When the kombu had boiled about 7 minutes, I took it out and put it in the compost. I dumped in the mushrooms and their broth, the sweet potato and carrots and cooked for 3 minutes. Then I turned down the heat and added the shrimp and noodles, soy sauce, ginger and miso. (You can dissolve the miso in water first, but I think it’s fine to just dissolve it in the hot broth from the tablespoon.) I also added a handful of garbanzo beans I had in the fridge. After a couple minutes would be a good time to add greens and scallions and taste for more soy sauce. When the shrimp pink up and the noodles are done, the soup is ready! (Note: Other noodles might take more time.)
Happy Slurping!
They don’t get easier than this soup, especially if you used bagged carrots. It is tasty, rich, gluten free and very cancer-fighting!
Easy Thai Carrot Soup
1 package of peeled baby carrots (2lbs) (or, 2 lbs regular carrots chopped)

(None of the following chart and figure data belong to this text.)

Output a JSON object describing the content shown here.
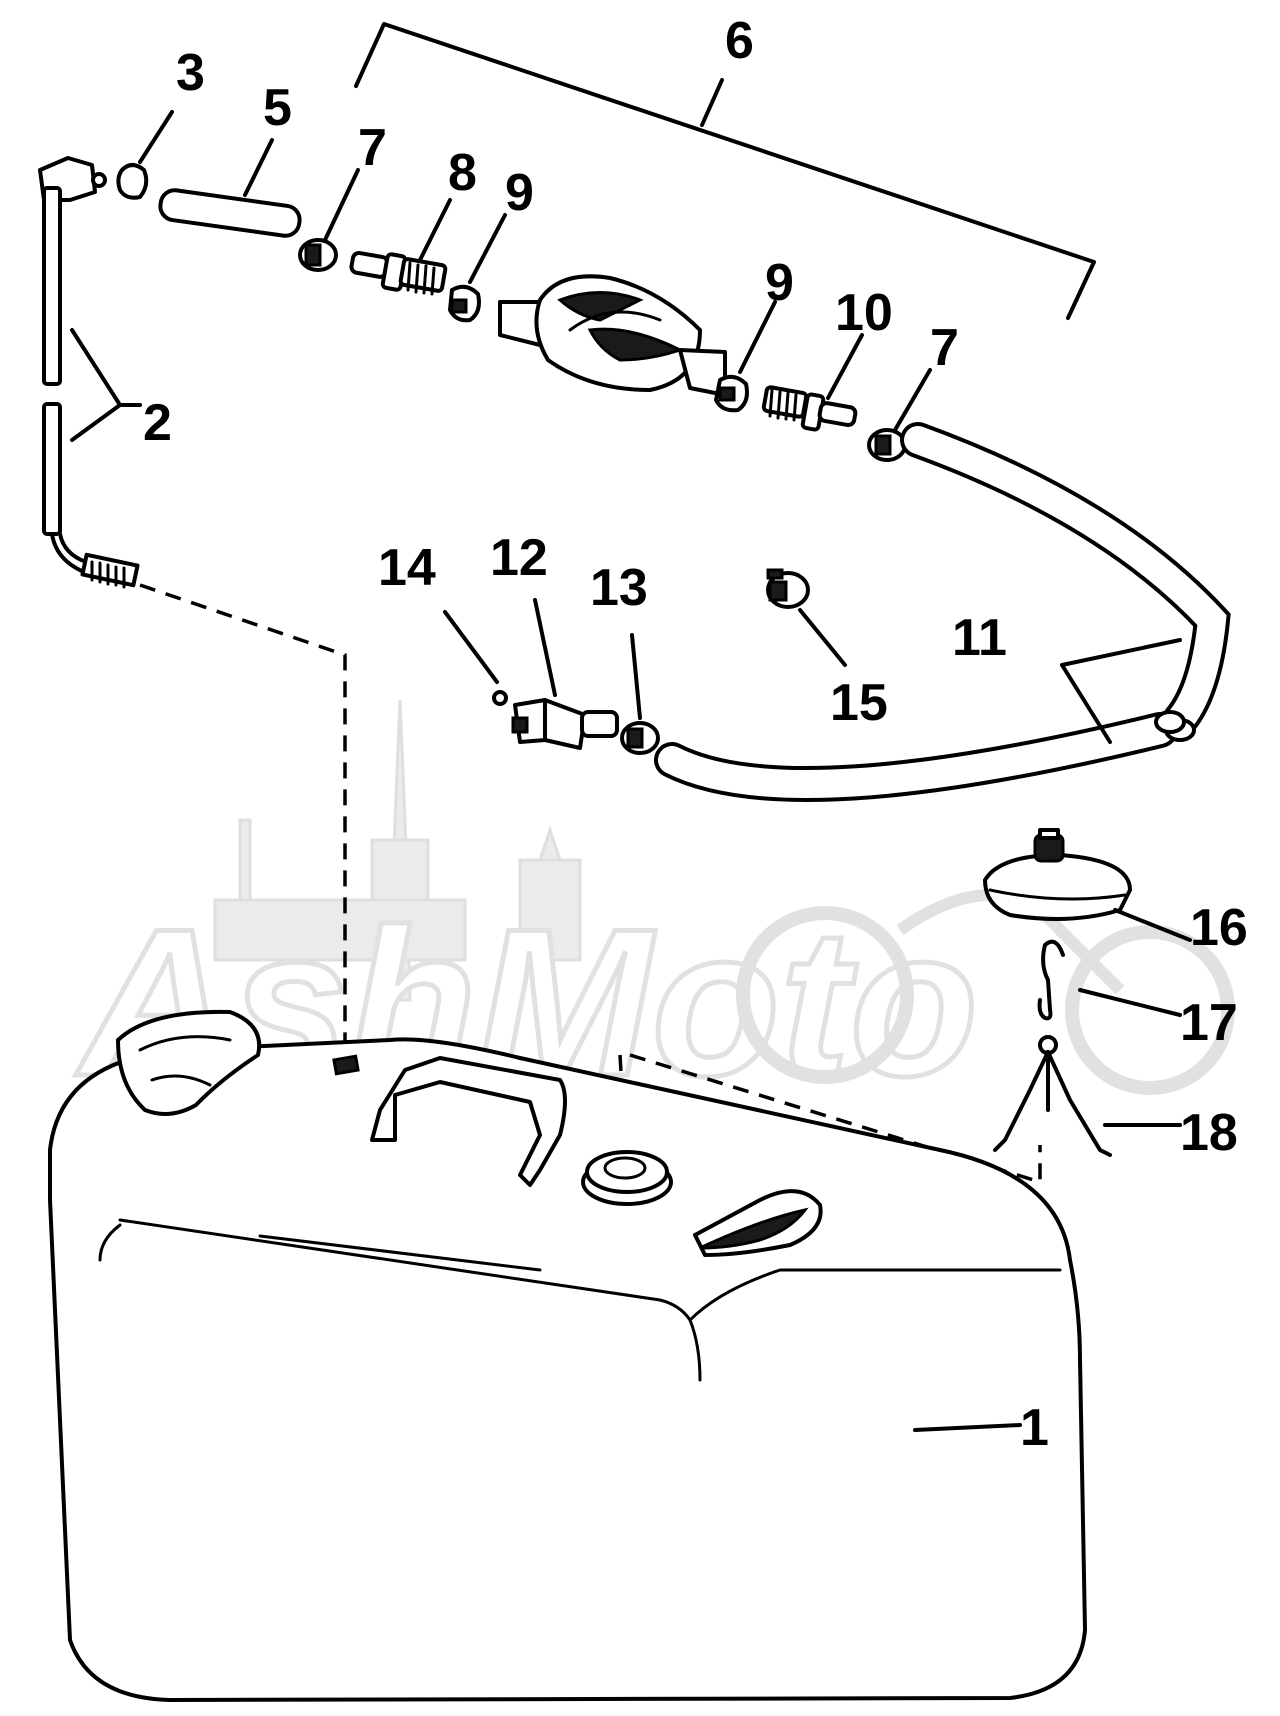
{
  "watermark": {
    "text": "AshMoto"
  },
  "callouts": {
    "c1": "1",
    "c2": "2",
    "c3": "3",
    "c5": "5",
    "c6": "6",
    "c7a": "7",
    "c7b": "7",
    "c8": "8",
    "c9a": "9",
    "c9b": "9",
    "c10": "10",
    "c11": "11",
    "c12": "12",
    "c13": "13",
    "c14": "14",
    "c15": "15",
    "c16": "16",
    "c17": "17",
    "c18": "18"
  }
}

1 peeled sweet potato cut in large pieces
1 coarsely chopped onion
3—4 cloves fresh garlic
1qt vegetable broth
salt/pepper to taste
4-5 Tbls. grated fresh ginger- or in chunks
1 can coconut milk
sweet chili sauce (optional)
Place carrots, potato, garlic and onion in a pan with the broth and simmer until soft. Add the ginger and taste for salt. Puree in a food processor, then stir in the coconut milk . Choose how thick you like your soup by holding back some of the broth or adding more for a thinner consistency.
If you like a bit more spice, stir a few spoons of Thai sweet chili sauce into the soup. [Every bottled sauce is different, so check for spiciness].